Druckertinte – Das flüssige Gold

Prolog: Drucker kaufen, Träume verlieren

Da steht er, glänzend und verlockend, im Elektrofachhandel: Der neue Tintenstrahldrucker. 49,95 Euro. „Kabelloses Drucken!“, steht auf dem Karton, dazu ein Bild einer glücklichen Familie, die vermutlich noch nie wirklich gedruckt hat. Beigepackt: Ein Anfängerset Patronen, gerade genug Tinte, um den Garantiebeleg auszudrucken.

Du nimmst ihn mit nach Hause, voller Hoffnung, und ahnst noch nicht, dass du in eine Falle tappst, mit der Kreativität von Geheimagenten: Willkommen im Tinten-Monopoly!

1. Die Patronen-Preislüge

Ein paar Wochen später. Warnmeldung am Monitor: „Tintenstand niedrig, ersetzen Sie die Patrone.“
Du zückst den Geldbeutel und suchst online nach Ersatzpatronen. Drei Klicks später die Ernüchterung:
Schwarze Patrone: 34,95 €
Farbpatrone: 39,95 €

Multipliziert man das, kostet das austauschbare Innere plötzlich mehr als das gedruckte Äußere. Man fragt sich:
Wäre es wirklich billiger, einfach einen neuen Drucker zu kaufen. Diesmal wieder einer mit „Starter-Patronen“?

Hersteller rechnen scheinbar mit genau dieser Überlegung. Der Zyklus beginnt von vorn. In der Garage lagern schon drei erschöpfte Altgeräte, daneben ein Kabelsalat und trümmerhafte CD-ROMs mit Treibern für Windows 10.
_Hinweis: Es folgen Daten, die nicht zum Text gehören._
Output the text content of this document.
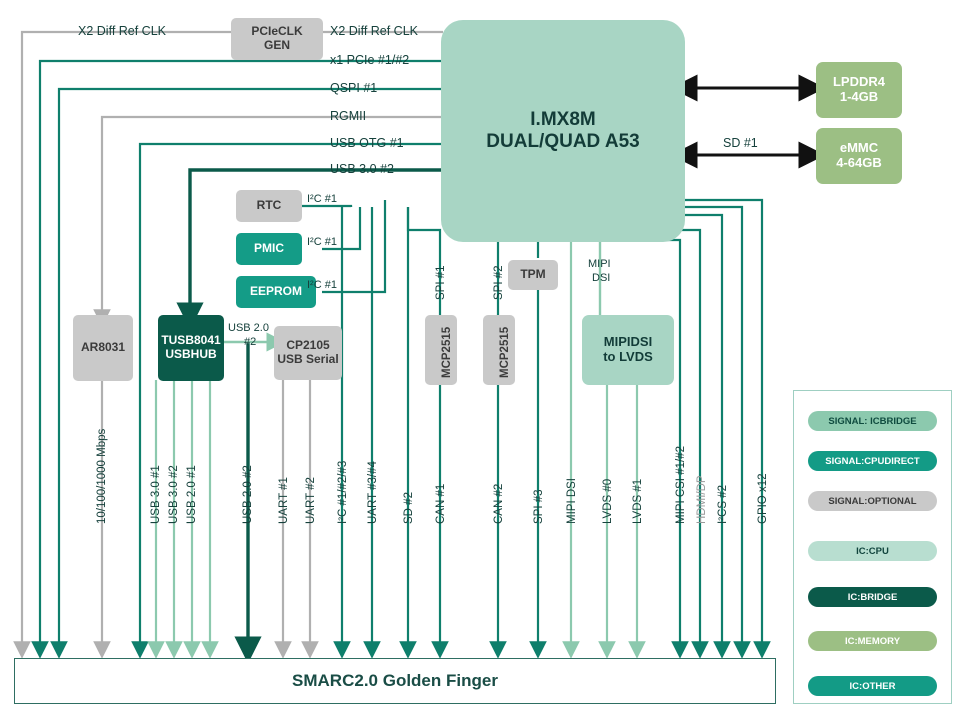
I.MX8M
DUAL/QUAD A53
PCIeCLK
GEN
LPDDR4
1-4GB
eMMC
4-64GB
RTC
PMIC
EEPROM
AR8031	TUSB8041
USBHUB
CP2105
USB Serial	MCP2515	MCP2515
TPM
MIPIDSI
to LVDS
SMARC2.0 Golden Finger
X2 Diff Ref CLK	X2 Diff Ref CLK
x1 PCIe #1/#2
QSPI #1
RGMII
USB OTG #1
USB 3.0 #2
I²C #1
I²C #1
I²C #1
USB 2.0
#2
SD #1
SPI #1	SPI #2
MIPI
DSI
10/100/1000 Mbps	USB 3.0 #1 USB 3.0 #2 USB 2.0 #1	USB 2.0 #2 UART #1 UART #2 I²C #1/#2/#3 UART #3/#4 SD #2 CAN #1	CAN #2 SPI #3 MIPI DSI LVDS #0 LVDS #1	MIPI CSI #1/#2 HDMI/DP I²CS #2 GPIO x12
SIGNAL: ICBRIDGE
SIGNAL:CPUDIRECT
SIGNAL:OPTIONAL
IC:CPU
IC:BRIDGE
IC:MEMORY
IC:OTHER
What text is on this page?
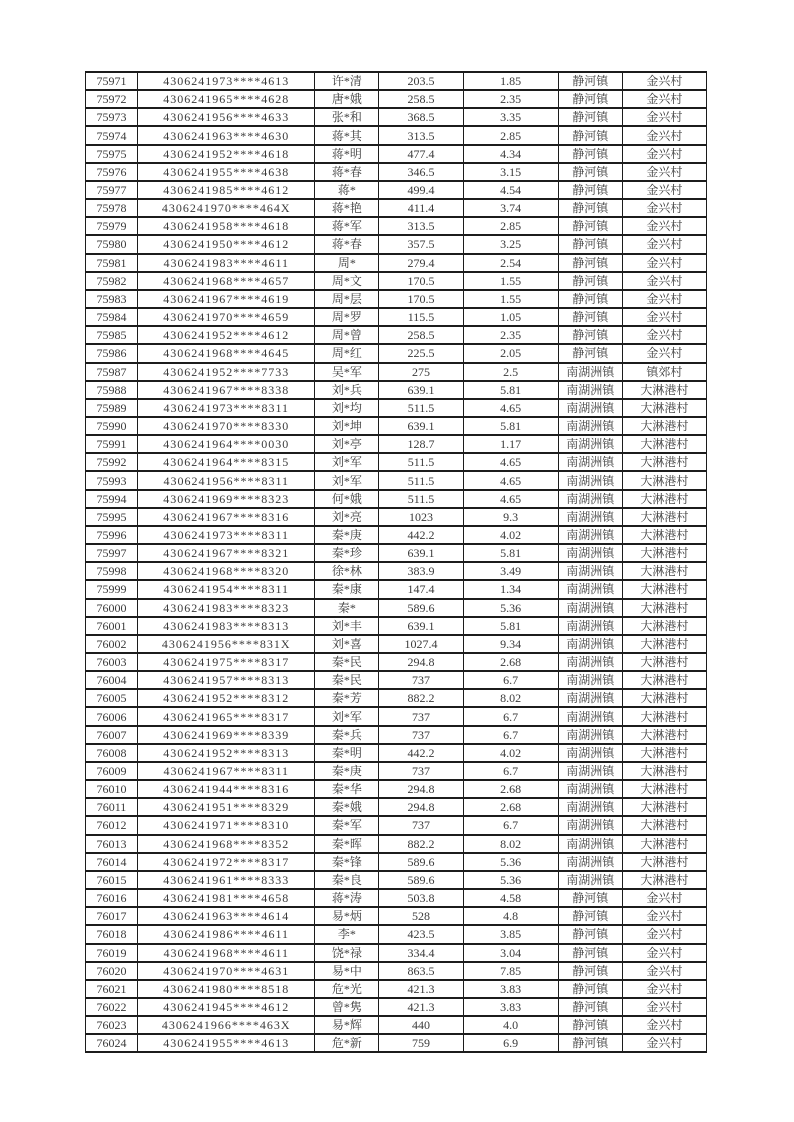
75971	4306241973****4613	许*清	203.5	1.85	静河镇	金兴村
75972	4306241965****4628	唐*娥	258.5	2.35	静河镇	金兴村
75973	4306241956****4633	张*和	368.5	3.35	静河镇	金兴村
75974	4306241963****4630	蒋*其	313.5	2.85	静河镇	金兴村
75975	4306241952****4618	蒋*明	477.4	4.34	静河镇	金兴村
75976	4306241955****4638	蒋*春	346.5	3.15	静河镇	金兴村
75977	4306241985****4612	蒋*	499.4	4.54	静河镇	金兴村
75978	4306241970****464X	蒋*艳	411.4	3.74	静河镇	金兴村
75979	4306241958****4618	蒋*军	313.5	2.85	静河镇	金兴村
75980	4306241950****4612	蒋*春	357.5	3.25	静河镇	金兴村
75981	4306241983****4611	周*	279.4	2.54	静河镇	金兴村
75982	4306241968****4657	周*文	170.5	1.55	静河镇	金兴村
75983	4306241967****4619	周*层	170.5	1.55	静河镇	金兴村
75984	4306241970****4659	周*罗	115.5	1.05	静河镇	金兴村
75985	4306241952****4612	周*曾	258.5	2.35	静河镇	金兴村
75986	4306241968****4645	周*红	225.5	2.05	静河镇	金兴村
75987	4306241952****7733	吴*军	275	2.5	南湖洲镇	镇郊村
75988	4306241967****8338	刘*兵	639.1	5.81	南湖洲镇	大淋港村
75989	4306241973****8311	刘*均	511.5	4.65	南湖洲镇	大淋港村
75990	4306241970****8330	刘*坤	639.1	5.81	南湖洲镇	大淋港村
75991	4306241964****0030	刘*亭	128.7	1.17	南湖洲镇	大淋港村
75992	4306241964****8315	刘*军	511.5	4.65	南湖洲镇	大淋港村
75993	4306241956****8311	刘*军	511.5	4.65	南湖洲镇	大淋港村
75994	4306241969****8323	何*娥	511.5	4.65	南湖洲镇	大淋港村
75995	4306241967****8316	刘*亮	1023	9.3	南湖洲镇	大淋港村
75996	4306241973****8311	秦*庚	442.2	4.02	南湖洲镇	大淋港村
75997	4306241967****8321	秦*珍	639.1	5.81	南湖洲镇	大淋港村
75998	4306241968****8320	徐*林	383.9	3.49	南湖洲镇	大淋港村
75999	4306241954****8311	秦*康	147.4	1.34	南湖洲镇	大淋港村
76000	4306241983****8323	秦*	589.6	5.36	南湖洲镇	大淋港村
76001	4306241983****8313	刘*丰	639.1	5.81	南湖洲镇	大淋港村
76002	4306241956****831X	刘*喜	1027.4	9.34	南湖洲镇	大淋港村
76003	4306241975****8317	秦*民	294.8	2.68	南湖洲镇	大淋港村
76004	4306241957****8313	秦*民	737	6.7	南湖洲镇	大淋港村
76005	4306241952****8312	秦*芳	882.2	8.02	南湖洲镇	大淋港村
76006	4306241965****8317	刘*军	737	6.7	南湖洲镇	大淋港村
76007	4306241969****8339	秦*兵	737	6.7	南湖洲镇	大淋港村
76008	4306241952****8313	秦*明	442.2	4.02	南湖洲镇	大淋港村
76009	4306241967****8311	秦*庚	737	6.7	南湖洲镇	大淋港村
76010	4306241944****8316	秦*华	294.8	2.68	南湖洲镇	大淋港村
76011	4306241951****8329	秦*娥	294.8	2.68	南湖洲镇	大淋港村
76012	4306241971****8310	秦*军	737	6.7	南湖洲镇	大淋港村
76013	4306241968****8352	秦*晖	882.2	8.02	南湖洲镇	大淋港村
76014	4306241972****8317	秦*锋	589.6	5.36	南湖洲镇	大淋港村
76015	4306241961****8333	秦*良	589.6	5.36	南湖洲镇	大淋港村
76016	4306241981****4658	蒋*涛	503.8	4.58	静河镇	金兴村
76017	4306241963****4614	易*炳	528	4.8	静河镇	金兴村
76018	4306241986****4611	李*	423.5	3.85	静河镇	金兴村
76019	4306241968****4611	饶*禄	334.4	3.04	静河镇	金兴村
76020	4306241970****4631	易*中	863.5	7.85	静河镇	金兴村
76021	4306241980****8518	危*光	421.3	3.83	静河镇	金兴村
76022	4306241945****4612	曾*隽	421.3	3.83	静河镇	金兴村
76023	4306241966****463X	易*辉	440	4.0	静河镇	金兴村
76024	4306241955****4613	危*新	759	6.9	静河镇	金兴村
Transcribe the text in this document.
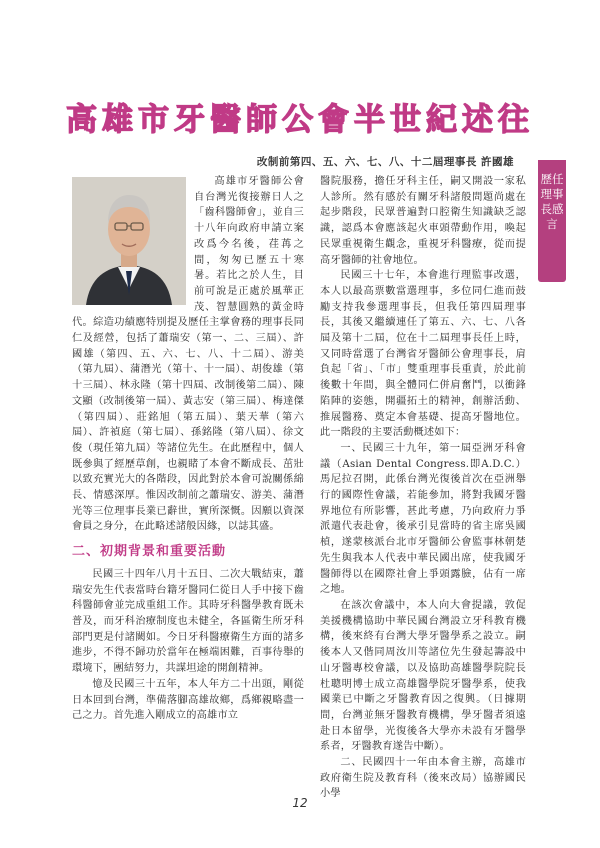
高雄市牙醫師公會半世紀述往
改制前第四、五、六、七、八、十二屆理事長 許國雄
歷任理事長感言

高雄市牙醫師公會自台灣光復接辦日人之「齒科醫師會」，並自三十八年向政府申請立案改爲今名後，荏苒之間，匆匆已歷五十寒暑。若比之於人生，目前可說是正處於風華正茂、智慧圓熟的黃金時代。綜造功績應特別提及歷任主掌會務的理事長同仁及經營，包括了蕭瑞安（第一、二、三屆）、許國雄（第四、五、六、七、八、十二屆）、游美（第九屆）、蒲潛光（第十、十一屆）、胡俊雄（第十三屆）、林永隆（第十四屆、改制後第二屆）、陳文顯（改制後第一屆）、黃志安（第三屆）、梅達傑（第四屆）、莊銘旭（第五屆）、葉天華（第六屆）、許禎庭（第七屆）、孫銘隆（第八屆）、徐文俊（現任第九屆）等諸位先生。在此歷程中，個人既參與了經歷草創，也親睹了本會不斷成長、茁壯以致充實光大的各階段，因此對於本會可說關係綿長、情感深厚。惟因改制前之蕭瑞安、游美、蒲潛光等三位理事長業已辭世，實所深慨。因願以資深會員之身分，在此略述諸般因緣，以誌其盛。

二、初期背景和重要活動

民國三十四年八月十五日、二次大戰結束，蕭瑞安先生代表當時台籍牙醫同仁從日人手中接下齒科醫師會並完成重組工作。其時牙科醫學教育既未普及，而牙科治療制度也未健全，各區衛生所牙科部門更是付諸闕如。今日牙科醫療衛生方面的諸多進步，不得不歸功於當年在極端困難，百事待舉的環境下，團結努力，共謀坦途的開創精神。

憶及民國三十五年，本人年方二十出頭，剛從日本回到台灣，準備落腳高雄故鄉，爲鄉親略盡一己之力。首先進入剛成立的高雄市立

醫院服務，擔任牙科主任，嗣又開設一家私人診所。然有感於有關牙科諸般問題尚處在起步階段，民眾普遍對口腔衛生知識缺乏認識，認爲本會應該起火車頭帶動作用，喚起民眾重視衛生觀念，重視牙科醫療，從而提高牙醫師的社會地位。

民國三十七年，本會進行理監事改選，本人以最高票數當選理事，多位同仁進而鼓勵支持我參選理事長，但我任第四屆理事長，其後又繼續連任了第五、六、七、八各屆及第十二屆，位在十二屆理事長任上時，又同時當選了台灣省牙醫師公會理事長，肩負起「省」、「市」雙重理事長重責，於此前後數十年間，與全體同仁併肩奮鬥，以衝鋒陷陣的姿態，開疆拓土的精神，創辦活動、推展醫務、奠定本會基礎、提高牙醫地位。此一階段的主要活動概述如下：

一、民國三十九年，第一屆亞洲牙科會議（Asian Dental Congress.即A.D.C.）馬尼拉召開，此係台灣光復後首次在亞洲舉行的國際性會議，若能參加，將對我國牙醫界地位有所影響，甚此考慮，乃向政府力爭派遣代表赴會，後承引見當時的省主席吳國楨，遂蒙核派台北市牙醫師公會監事林朝楚先生與我本人代表中華民國出席，使我國牙醫師得以在國際社會上爭頭露臉，佔有一席之地。

在該次會議中，本人向大會提議，敦促美援機構協助中華民國台灣設立牙科教育機構，後來終有台灣大學牙醫學系之設立。嗣後本人又偕同周汝川等諸位先生發起籌設中山牙醫專校會議，以及協助高雄醫學院院長杜聰明博士成立高雄醫學院牙醫學系，使我國業已中斷之牙醫教育因之復興。（日據期間，台灣並無牙醫教育機構，學牙醫者須遠赴日本留學，光復後各大學亦未設有牙醫學系者，牙醫教育遂告中斷）。

二、民國四十一年由本會主辦，高雄市政府衛生院及教育科（後來改局）協辦國民小學

12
2. Druckerhersteller und ihre geheime Agenda

Hast du je bemerkt, wie Drucker immer im Angebot sind? „Nur heute: 29,99 €!“
Patronen hingegen nie. Keine Happy-Hour, kein Coupon-Day, keine Black-Friday-Schlacht.
Drucker sind das verführerische „All-you-can-print“-Buffet. Bei den Patronen kommt dann die Rechnung – à la carte, versteht sich.

Hersteller berechnen die Patronenkosten offenbar nach dem Vorbild von Diamanten: Seltenheit, Angstfaktor und ein wenig Hinterhältigkeit. Manchmal wünscht man sich, man könnte die Tinte mit Goldstaub vergleichen. Aber selbst dieser ist in manchen Ländern günstiger pro Milliliter!

3. Die Patronenpolizei und der Chip-Schreck

Nicht genug, dass Patronen teuer sind: Sie sind dank Chips unfreundlich zu Fremdpatronen.
Willst du die günstige No-Name-Variante einbauen, blinkt augenblicklich ein orangenes Licht und der Drucker wirft dir sinngemäß entgegen: „Das ist nicht meine Original-Patrone! Ich arbeite hier nicht mit Schmugglerware!“

Du fühlst dich ertappt wie bei einem Drogendeal. Kein Ausdruck, kein Scannen, keine Gnade.

4. Der absurde Recycling-Kreislauf und die Druckerhölle

Viele Nutzer vollenden irgendwann den ultimativen Kreislauf des Konsumwahns:
Drucker leer? Neuen Drucker kaufen, denn da sind ja FRISCHE Patronen schon drin!
Altes Gerät landet bei den Elektroschätzen im Keller, oder wird wie ein ausrangiertes Haustier bei eBay verschenkt.
So hast du bald eine eigene Druckerzoo-Mannschaft: Familien-HP, Cousin Canon, Onkel Epson. Alle ohne Tinte, aber mit schweren Vorwürfen im Gehäuse.

5. Fazit: Papierkrieg der Generation Tinte

Würden Druckerhersteller Autos bauen, gäbe es wahrscheinlich Neuwagen für 500 €, aber ein Liter Benzin würde dann 300 € kosten, und bei jedem Tanken müsste man den Original-Zündschlüssel für 80 € mitkaufen.

Also die traurige Wahrheit:
Wer regelmäßig und ohne Seelenqual drucken will, braucht heut mehr Glück als beim Tinderschwipen, oder einen Goldesel, der Patronen ausspuckt. Der Gedanke „Ich kaufe doch gleich einen neuen Drucker!“ ist pure Logik in einem absurden System und inzwischen auch ein unter Konsumenten weit verbreiteter Running Gag.

Aber: Immerhin hat man auf diese Weise immer ein USB-Kabel zur Hand. Und vielleicht irgendwann genug Altgeräte für eine eigene Kunstinstallation: „Evolution der Sinnlosigkeit. Ein Druckerzyklus“.